John Walden, its chief executive, said the company was forced to issue the warning because of the unpredictability of Black Friday – the imported shopping day when people fight over televisions and websites crash.
His announcement sent the shares plunging 16 per cent, or 23.7p, to 126p – a level not seen for two and a half years, and the lowest since Mr Walden stepped up to be chief executive from his role as boss of Argos.
It even led one key City analyst to draw comparisons between Argos and the now-defunct Comet – which Mr Walden called “ridiculous”.
The company also blamed poor trading in the first half of the year at Argos, particularly in electricals, which have been up against tough comparisons and the lack of new tablets.
Mr Walden also said they would increase spending on marketing for a same-day delivery service as it looks to compete with Amazon.
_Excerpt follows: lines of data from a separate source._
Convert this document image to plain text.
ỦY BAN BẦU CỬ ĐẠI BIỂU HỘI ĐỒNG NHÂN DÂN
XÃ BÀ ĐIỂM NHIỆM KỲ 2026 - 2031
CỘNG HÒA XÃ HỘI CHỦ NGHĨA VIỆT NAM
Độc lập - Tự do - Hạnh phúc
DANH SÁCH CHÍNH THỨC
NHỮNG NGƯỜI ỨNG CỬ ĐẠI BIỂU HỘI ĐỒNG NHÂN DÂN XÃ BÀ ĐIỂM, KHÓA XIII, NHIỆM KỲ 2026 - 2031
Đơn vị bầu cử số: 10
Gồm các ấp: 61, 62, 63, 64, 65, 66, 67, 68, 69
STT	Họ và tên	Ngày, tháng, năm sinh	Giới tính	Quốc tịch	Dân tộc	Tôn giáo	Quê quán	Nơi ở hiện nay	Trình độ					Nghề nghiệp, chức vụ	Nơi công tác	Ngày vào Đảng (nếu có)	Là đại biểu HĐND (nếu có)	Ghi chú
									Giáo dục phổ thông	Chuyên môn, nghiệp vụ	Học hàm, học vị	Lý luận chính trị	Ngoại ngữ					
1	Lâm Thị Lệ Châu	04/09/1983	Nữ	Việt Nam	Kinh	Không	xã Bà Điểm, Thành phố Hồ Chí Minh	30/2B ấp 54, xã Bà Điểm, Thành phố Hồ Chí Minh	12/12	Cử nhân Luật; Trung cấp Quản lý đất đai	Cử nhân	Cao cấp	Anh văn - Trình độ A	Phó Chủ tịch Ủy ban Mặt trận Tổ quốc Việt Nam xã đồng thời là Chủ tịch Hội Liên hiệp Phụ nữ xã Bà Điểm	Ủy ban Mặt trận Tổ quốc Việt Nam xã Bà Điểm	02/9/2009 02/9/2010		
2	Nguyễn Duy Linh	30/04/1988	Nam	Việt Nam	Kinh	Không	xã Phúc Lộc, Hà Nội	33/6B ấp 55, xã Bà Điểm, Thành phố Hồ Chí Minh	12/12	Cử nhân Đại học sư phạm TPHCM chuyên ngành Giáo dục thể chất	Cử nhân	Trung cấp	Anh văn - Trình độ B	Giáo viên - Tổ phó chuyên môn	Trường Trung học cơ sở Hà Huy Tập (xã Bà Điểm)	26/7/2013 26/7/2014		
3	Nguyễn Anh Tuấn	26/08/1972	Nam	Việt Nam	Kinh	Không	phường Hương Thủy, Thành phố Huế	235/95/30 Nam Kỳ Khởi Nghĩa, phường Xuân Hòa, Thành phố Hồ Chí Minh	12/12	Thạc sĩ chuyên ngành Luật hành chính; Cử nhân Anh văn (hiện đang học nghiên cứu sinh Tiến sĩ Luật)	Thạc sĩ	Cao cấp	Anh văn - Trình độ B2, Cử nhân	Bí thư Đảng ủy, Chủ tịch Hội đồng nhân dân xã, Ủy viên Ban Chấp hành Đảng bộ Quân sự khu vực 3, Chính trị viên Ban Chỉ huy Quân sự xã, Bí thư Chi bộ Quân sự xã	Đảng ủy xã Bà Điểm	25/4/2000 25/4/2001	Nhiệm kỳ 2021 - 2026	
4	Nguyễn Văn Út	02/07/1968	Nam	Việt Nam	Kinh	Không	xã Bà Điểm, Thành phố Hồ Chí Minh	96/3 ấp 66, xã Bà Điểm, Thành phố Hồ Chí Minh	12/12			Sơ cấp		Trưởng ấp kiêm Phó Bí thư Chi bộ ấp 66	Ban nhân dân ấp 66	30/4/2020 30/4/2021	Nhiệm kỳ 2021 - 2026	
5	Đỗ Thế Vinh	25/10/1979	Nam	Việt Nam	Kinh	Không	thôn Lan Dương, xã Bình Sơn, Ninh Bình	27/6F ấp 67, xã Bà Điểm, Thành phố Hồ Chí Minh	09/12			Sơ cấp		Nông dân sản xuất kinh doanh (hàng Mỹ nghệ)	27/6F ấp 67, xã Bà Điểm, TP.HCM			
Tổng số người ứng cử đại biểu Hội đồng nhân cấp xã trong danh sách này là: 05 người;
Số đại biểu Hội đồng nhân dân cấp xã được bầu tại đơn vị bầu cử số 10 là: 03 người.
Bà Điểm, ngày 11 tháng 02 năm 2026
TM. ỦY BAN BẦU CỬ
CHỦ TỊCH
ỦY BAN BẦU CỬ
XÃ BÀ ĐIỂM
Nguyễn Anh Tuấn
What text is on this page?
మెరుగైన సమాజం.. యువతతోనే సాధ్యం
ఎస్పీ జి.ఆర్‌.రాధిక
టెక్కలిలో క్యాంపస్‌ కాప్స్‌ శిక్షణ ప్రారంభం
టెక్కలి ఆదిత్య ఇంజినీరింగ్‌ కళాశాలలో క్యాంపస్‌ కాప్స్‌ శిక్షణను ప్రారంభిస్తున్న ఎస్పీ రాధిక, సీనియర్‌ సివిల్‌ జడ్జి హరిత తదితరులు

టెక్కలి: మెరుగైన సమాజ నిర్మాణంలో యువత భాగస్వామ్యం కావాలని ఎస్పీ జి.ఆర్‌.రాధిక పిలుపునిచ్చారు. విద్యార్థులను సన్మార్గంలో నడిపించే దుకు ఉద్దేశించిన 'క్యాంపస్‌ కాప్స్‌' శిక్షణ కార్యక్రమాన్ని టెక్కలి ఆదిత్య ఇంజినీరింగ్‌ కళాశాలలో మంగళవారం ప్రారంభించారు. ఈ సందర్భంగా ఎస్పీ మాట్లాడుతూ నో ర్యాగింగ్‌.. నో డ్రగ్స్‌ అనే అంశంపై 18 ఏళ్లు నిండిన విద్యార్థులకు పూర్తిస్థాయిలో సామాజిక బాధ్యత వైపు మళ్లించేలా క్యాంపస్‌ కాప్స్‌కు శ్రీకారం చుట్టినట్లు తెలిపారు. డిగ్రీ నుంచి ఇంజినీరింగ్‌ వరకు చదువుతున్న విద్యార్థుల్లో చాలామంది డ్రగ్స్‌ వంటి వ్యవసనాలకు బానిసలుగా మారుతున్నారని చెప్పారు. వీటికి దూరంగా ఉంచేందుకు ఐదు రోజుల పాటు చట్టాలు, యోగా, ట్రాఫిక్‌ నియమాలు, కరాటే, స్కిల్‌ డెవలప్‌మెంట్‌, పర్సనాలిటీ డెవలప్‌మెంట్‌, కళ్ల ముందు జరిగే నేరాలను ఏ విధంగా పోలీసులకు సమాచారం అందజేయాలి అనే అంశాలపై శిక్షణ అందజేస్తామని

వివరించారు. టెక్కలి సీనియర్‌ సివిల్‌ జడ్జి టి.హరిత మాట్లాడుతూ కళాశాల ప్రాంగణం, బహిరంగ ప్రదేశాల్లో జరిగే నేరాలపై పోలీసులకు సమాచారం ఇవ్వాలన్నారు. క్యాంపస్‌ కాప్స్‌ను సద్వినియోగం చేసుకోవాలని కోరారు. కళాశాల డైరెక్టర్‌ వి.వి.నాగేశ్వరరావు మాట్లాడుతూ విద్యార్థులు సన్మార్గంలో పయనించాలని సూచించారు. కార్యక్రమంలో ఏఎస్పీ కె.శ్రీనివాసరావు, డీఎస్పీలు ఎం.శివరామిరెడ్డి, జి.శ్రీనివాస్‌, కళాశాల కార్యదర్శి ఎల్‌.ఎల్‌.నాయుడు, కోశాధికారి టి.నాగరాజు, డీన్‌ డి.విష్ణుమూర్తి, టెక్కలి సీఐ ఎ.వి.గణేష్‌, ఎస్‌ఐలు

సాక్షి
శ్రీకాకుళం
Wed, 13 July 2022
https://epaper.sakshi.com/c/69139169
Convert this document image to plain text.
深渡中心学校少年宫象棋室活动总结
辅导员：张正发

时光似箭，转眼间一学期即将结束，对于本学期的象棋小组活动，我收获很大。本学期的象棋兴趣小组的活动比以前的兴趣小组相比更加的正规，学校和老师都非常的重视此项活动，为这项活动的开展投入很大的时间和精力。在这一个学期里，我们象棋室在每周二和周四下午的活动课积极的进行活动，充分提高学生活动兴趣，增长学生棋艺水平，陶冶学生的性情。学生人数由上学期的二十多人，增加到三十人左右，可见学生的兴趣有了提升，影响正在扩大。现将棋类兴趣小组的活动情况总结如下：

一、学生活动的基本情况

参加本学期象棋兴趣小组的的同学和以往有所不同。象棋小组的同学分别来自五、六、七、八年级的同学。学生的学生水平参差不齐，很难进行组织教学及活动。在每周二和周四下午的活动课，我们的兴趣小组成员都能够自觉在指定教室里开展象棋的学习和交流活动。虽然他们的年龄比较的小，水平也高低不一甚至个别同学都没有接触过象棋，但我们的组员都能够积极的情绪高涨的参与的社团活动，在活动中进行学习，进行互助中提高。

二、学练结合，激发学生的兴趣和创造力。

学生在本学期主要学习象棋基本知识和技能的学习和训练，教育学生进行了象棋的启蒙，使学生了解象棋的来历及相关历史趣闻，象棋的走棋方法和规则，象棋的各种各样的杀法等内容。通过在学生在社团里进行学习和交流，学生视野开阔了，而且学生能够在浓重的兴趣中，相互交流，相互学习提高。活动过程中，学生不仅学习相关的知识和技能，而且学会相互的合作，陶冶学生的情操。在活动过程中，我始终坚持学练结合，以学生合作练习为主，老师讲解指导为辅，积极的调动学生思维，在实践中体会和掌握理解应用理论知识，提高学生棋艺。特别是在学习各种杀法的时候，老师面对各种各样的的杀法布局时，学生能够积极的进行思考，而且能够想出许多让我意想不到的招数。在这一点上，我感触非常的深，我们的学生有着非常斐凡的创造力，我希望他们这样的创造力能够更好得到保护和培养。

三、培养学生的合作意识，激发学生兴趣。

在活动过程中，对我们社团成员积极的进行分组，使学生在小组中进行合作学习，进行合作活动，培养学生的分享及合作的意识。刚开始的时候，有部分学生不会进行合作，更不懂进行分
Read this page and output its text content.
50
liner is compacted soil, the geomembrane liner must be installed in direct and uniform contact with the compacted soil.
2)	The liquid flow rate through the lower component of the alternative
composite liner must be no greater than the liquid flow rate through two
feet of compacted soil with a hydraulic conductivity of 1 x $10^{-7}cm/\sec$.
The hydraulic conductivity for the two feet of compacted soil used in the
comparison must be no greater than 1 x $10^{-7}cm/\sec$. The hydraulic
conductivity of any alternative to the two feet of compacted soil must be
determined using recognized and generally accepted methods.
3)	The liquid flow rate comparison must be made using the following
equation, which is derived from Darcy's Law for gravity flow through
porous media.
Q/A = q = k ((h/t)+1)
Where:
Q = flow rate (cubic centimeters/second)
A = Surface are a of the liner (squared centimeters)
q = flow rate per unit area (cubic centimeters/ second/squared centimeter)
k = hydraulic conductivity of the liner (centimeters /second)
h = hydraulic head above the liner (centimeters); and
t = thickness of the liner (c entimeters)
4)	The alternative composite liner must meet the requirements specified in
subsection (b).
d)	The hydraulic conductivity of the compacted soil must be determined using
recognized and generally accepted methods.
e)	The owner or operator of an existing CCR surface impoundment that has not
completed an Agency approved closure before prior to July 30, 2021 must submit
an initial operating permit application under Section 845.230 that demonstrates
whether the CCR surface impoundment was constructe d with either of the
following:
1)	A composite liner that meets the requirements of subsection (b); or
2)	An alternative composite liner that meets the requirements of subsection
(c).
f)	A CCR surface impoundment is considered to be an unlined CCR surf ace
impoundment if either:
All of this came on the day new research by Experian and IMRG predicted online shopping on Black Friday, 27 November, will top £1.1bn, up 32 per cent on last year, adding up to the most spent online in a single day in the UK.
The event caused major disruption last year, with the peak hitting on the first Friday in December. It led to some companies issuing profit warnings, after more shoppers than expected snapped up bargains on Black Friday, hitting profits. Game Digital was hit particularly hard, while John Lewis said the day had also stretched its stores and dented profits.
Mr Walden said: “As we get closer to peak trading, we’ve expressed that it’s an uncertain environment. Last year was so disruptive so we are just not sure how it will play out.” He also suggested this year Black Friday could stretch across the entire week.
Home Retail Group posted a 2 per cent fall in sales to £2.63bn in the six months to 29 August, with underlying profits up 10 per cent to £34.1m thanks to a strong performance at Homebase.
Tony Shiret, an analyst at Haitong, said Argos needed to recognise the downsides of its costly modernisation programme. He added: “The unwinding of the Argos story leaves us needing to be persuaded that it is not staring into an abyss.”
Argos appeared to admit the rollout was too costly, adding that a lower-cost version has been tested.
The group also revealed the rise in the Chancellor’s new national living wage (NLW) would hit its bottom line by £15m next year.